Kinkaid Lake is a reservoir located in southwestern Illinois. Entirely within Jackson County, the lake is approximately 5 mi northwest of Murphysboro and 100 mi southeast of St. Louis.

==History and ownership==
Kinkaid Lake was built in 1968 with an average depth of 39 feet, although the area near the dam (on the southernmost tip) is approximately 80 ft deep. The lake encompasses of 2,750 acre, which wind around the northwestern hills of Shawnee National Forest. The ownership of the surrounding land is divided among three entities; the Illinois Department of Natural Resources manages approximately 4,000 acre, while an additional 5,000 acre are managed by the U.S. Forest Service. Kinkaid-Reed's Creek Conservancy District oversees the remaining 300 acre.

==Features==

===Natural features===
Topography varies, from sandstone bluff formations to rolling hills surrounding the lake. In the rolling hills, oak and hickory trees predominate. Numerous flat contours are planted with prairie grasses, cool-season grasses, and wildlife food plots.

===Camping===
Picnic tables, shelters, charcoal grills and restroom facilities are provided at both Johnson Creek Recreation Area and Paul Ice Recreation Area. The second rest area also has playground equipment. Camping is permitted by the U.S. Forest Service, with locations at the Kinkaid-Reed's Creek Conservancy District and the Johnson Creek Recreation Area at Kinkaid Village Marina. Kinkaid Village Marina has 28 shaded RV sites with a picnic table and BBQ grill. There is also water, electric, and sewer at each site. In addition, there are over 100 campsites that can be rented on an annual basis. The marina also offers many other conveniences including: a campers store, hot showers, restaurant, free boat docks, boat sales and boat service.
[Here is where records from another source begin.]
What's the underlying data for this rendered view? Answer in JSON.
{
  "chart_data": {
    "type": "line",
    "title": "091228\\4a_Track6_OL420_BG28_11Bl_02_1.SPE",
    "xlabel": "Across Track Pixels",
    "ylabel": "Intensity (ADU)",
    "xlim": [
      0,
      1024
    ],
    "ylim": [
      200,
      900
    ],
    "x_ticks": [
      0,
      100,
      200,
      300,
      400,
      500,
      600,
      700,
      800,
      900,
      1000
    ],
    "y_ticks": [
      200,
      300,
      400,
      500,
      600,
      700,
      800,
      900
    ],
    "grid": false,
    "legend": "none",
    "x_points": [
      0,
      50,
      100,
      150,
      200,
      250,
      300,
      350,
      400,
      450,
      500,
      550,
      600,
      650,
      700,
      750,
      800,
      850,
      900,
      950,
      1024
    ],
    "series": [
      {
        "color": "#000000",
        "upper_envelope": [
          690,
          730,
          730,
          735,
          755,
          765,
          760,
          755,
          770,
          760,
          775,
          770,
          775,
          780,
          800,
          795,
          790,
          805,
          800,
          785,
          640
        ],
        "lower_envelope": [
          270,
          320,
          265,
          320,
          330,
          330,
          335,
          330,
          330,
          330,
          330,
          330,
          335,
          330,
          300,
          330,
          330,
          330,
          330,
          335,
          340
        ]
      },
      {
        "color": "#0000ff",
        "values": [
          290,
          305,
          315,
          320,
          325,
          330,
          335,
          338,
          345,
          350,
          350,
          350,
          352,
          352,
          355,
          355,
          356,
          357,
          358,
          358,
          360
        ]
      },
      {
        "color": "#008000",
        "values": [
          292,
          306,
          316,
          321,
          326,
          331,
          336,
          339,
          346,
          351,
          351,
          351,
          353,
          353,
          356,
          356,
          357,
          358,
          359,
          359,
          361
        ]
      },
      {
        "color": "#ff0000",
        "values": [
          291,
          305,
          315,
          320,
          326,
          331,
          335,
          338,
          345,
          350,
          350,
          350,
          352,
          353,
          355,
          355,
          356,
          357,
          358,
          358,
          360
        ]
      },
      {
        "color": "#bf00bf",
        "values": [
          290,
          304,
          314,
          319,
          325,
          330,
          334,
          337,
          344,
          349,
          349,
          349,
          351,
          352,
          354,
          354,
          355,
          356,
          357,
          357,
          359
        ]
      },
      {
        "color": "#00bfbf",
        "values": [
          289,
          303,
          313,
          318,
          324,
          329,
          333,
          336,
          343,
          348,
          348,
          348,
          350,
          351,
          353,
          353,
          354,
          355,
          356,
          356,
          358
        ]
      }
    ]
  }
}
Camping is not permitted on any property held by the Department of Natural Resources.

===Fishing===
Kinkaid Lake provides opportunities for those interested in fishing for largemouth bass, bluegill, crappie, catfish, walleye and muskie types of fish. "Natural strain" muskellunges were first stocked at Kinkaid Lake in 1985, and the lake began producing fish up to 40 inches in length by 1990 (after only five years of growth).

In November 1998, construction of a spilling retention barrier was completed. This device was designed to keep the muskies in the lake (when the lake overflows into the spillway), but also offers the added benefit of keeping larger variants of walleye, bass, crappie, and striped bass from escaping.

The lake is the home of the Shawnee Chapter of Muskies Inc.

===Hunting===
Statewide regulations for the state of Illinois govern hunting at the Kinkaid Lake site. Within state regulations and seasons, species commonly available for hunting are deer, turkey, squirrel, quail, rabbit, dove, and waterfowl.

===Boating===
Four boat ramps are available to the public with a full-service marina also available. No horsepower restrictions apply at these areas, although numerous no-wake areas exist on the lake for safety and other reasons. The IDNR has recently added a 50 mph speed limit during the daytime and 25 mph speed limit at night.